For random variables $X$ and $Y$, the conditional entropy of $Y$ given $X$is defined as $$H(Y|X) = - \sum_{x, y} p(x, y) \log p(y|x) = \sum_x p(x) H(Y|X=x)$$ where $$H(Y|X=x) = - \sum_y p(y|x) \log p(y|x)$$
note: $p(x, y) = p(x) \times p(y|x)$ can be used to prove the above equality.
Similarly, for $H(Y|X, Z)$, we write $$H(Y|X, Z) = \sum_z p(z) H(Y|X, Z=z)$$ where $$H(Y|X, Z=z) = - \sum_{x, y} p(x, y|z) \log p(y|x, z)$$
This is Definition 2.15 of chapter II from Information Theory and Network Coding book.
I get confused on how to prove $H(Y|X, Z)$.

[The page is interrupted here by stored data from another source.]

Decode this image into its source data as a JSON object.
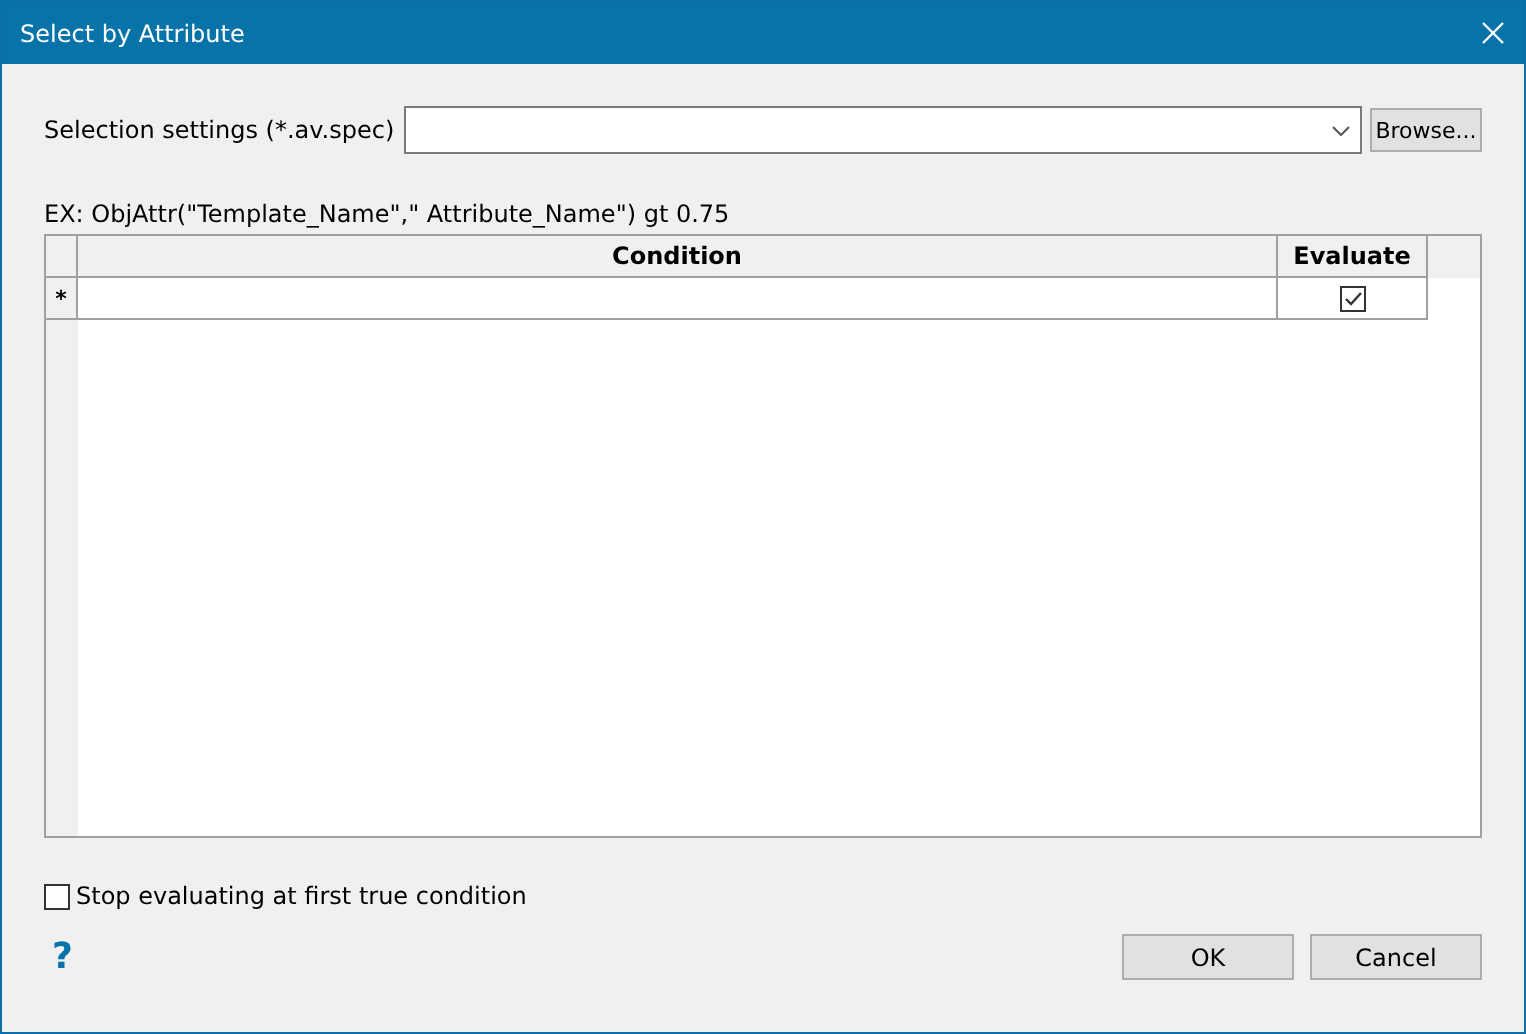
{
  "window": {
    "title": "Select by Attribute"
  },
  "selection_settings": {
    "label": "Selection settings (*.av.spec)",
    "browse_button": "Browse..."
  },
  "example": "EX: ObjAttr(\"Template_Name\",\" Attribute_Name\") gt 0.75",
  "table": {
    "columns": [
      "Condition",
      "Evaluate"
    ],
    "rows": [
      {
        "marker": "*",
        "evaluate": true
      }
    ]
  },
  "stop_option": {
    "label": "Stop evaluating at first true condition",
    "checked": false
  },
  "help": "?",
  "buttons": [
    "OK",
    "Cancel"
  ]
}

This looks simple, if you look at the first proof:
$$H(Y|X) = - \sum_{x, y} p(x, y) \log p(y|x) = - \sum_{x, y} p(x) p(y|x) \log p(y|x).$$
Performing the sum over $y$, we get:
$$H(Y|X) = \sum_x p(x) H(Y|X=x)$$
Similarly, for $H(Y|X,Z)$:
$$H(Y|X, Z) = \sum_{y,x,z} p(y,x,z) \log p(y|x,z) = \sum_{y,x,z} p(z) p(y,x|z) \log p(y|x,z)$$
performing sum over $y,x$:
$$H(Y|X, Z) = \sum_z p(z) H(Y|X, Z=z)$$
Hope this cleared your doubts. If not, let's discuss in this thread.